Les yeux baissés avec humilité, le serviteur tendit une enveloppe brune à un homme de type asiatique, se courba avec déférence, puis quitta sans un bruit le bureau au luxe ostentatoire. L’individu fixa le document, leva les yeux et contempla un cadre suspendu à un pan de mur : deux hommes souriants se tenaient côte à côte. Une immense peine transforma son visage.

- Bientôt… mon frère… bientôt, murmura-t-il.

Sa main trembla légèrement en décachetant le pli. Il fit glisser deux photos. Figé comme une statue, il observa longuement le visage d’un homme. Son regard se durcit, rempli de haine. Puis son attention se concentra sur le deuxième cliché : un couple enlacé. Une lueur meurtrière brillait dans son regard.




Bangkok – De nos jours



Un rire strident se mêla au brouhaha de la foule.

- Oh… trésor, tu es fabuleuuuux.

Une petite foule s’était amassée autour de la roulette. Une jeune femme de type européen, vêtue d’une robe blanche moulante outrageusement courte, trépignait d’excitation à côté d’un homme au regard glacé. Ses seins menaçaient de jaillir de son profond décolleté qui ne laissait plus beaucoup de place à l’imagination. Son compagnon resserra son bras autour de sa taille, la pressant contre sa hanche.

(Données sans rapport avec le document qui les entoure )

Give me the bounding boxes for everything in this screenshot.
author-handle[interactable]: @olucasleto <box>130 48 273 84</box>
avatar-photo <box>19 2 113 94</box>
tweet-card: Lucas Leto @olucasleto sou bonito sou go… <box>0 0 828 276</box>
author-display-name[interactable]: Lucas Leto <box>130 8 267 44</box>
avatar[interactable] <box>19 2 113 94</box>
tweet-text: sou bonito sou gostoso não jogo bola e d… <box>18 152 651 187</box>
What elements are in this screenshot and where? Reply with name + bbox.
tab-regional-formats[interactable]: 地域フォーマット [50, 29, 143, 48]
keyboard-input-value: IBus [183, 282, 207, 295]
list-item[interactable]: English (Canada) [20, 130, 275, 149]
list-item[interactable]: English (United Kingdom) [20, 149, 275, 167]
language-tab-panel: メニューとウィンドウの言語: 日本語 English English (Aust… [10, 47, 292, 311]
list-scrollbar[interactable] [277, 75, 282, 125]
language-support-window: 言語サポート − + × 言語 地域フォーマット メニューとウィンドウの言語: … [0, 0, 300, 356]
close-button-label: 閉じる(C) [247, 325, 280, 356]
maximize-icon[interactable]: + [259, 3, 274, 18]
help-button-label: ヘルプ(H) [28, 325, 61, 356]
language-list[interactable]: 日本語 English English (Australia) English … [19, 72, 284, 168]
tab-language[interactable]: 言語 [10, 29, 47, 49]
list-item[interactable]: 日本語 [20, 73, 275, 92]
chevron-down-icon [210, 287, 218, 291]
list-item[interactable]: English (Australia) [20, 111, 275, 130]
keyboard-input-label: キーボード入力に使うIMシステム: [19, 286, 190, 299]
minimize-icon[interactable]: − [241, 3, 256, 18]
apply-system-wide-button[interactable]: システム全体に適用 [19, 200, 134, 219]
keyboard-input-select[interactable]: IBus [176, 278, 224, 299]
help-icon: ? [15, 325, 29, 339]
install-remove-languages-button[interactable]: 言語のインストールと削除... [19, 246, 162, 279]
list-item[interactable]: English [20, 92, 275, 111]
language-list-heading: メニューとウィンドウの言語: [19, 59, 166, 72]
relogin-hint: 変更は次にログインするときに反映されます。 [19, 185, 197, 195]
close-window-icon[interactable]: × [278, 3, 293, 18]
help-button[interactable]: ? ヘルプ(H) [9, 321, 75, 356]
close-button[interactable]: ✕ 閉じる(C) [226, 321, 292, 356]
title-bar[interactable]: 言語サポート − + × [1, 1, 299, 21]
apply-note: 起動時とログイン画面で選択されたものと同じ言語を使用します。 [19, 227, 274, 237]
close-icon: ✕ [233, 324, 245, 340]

- Tu me portes chance, rétorqua l’homme en anglais, avec un sourire encore plus glaçant que ses yeux.


L'extrait :
Donne-moi une bonne raison de ne pas t’étrangler, murmura une voix aiguisée comme une lame, teintée d’une profonde colère.
Elle se pétrifia.
— J’ai dû remuer ciel et terre pour te retrouver !
Incapable de faire un mouvement, tétanisée par cette haute stature et cette voix, elle sentit un parfum légèrement boisé, viril ; un parfum qu’elle connaissait si bien, se rappelait trop bien et qui hantait ses nuits. Elle tenta de bouger ses lèvres, la main qui les bâillonnait s’écarta finalement.
— Ah oui… et qu’est-ce que tu viens faire ici ? demanda-t-elle, haletante.
Il ignora sa question.
— Alors, trésor, toi seul comprends la mort de Choupinet… mima-t-il, sarcastique. Putain, Sidney ! Cela fait un mois que je te cherche ! s’exclama-t-il, libérant sa fureur.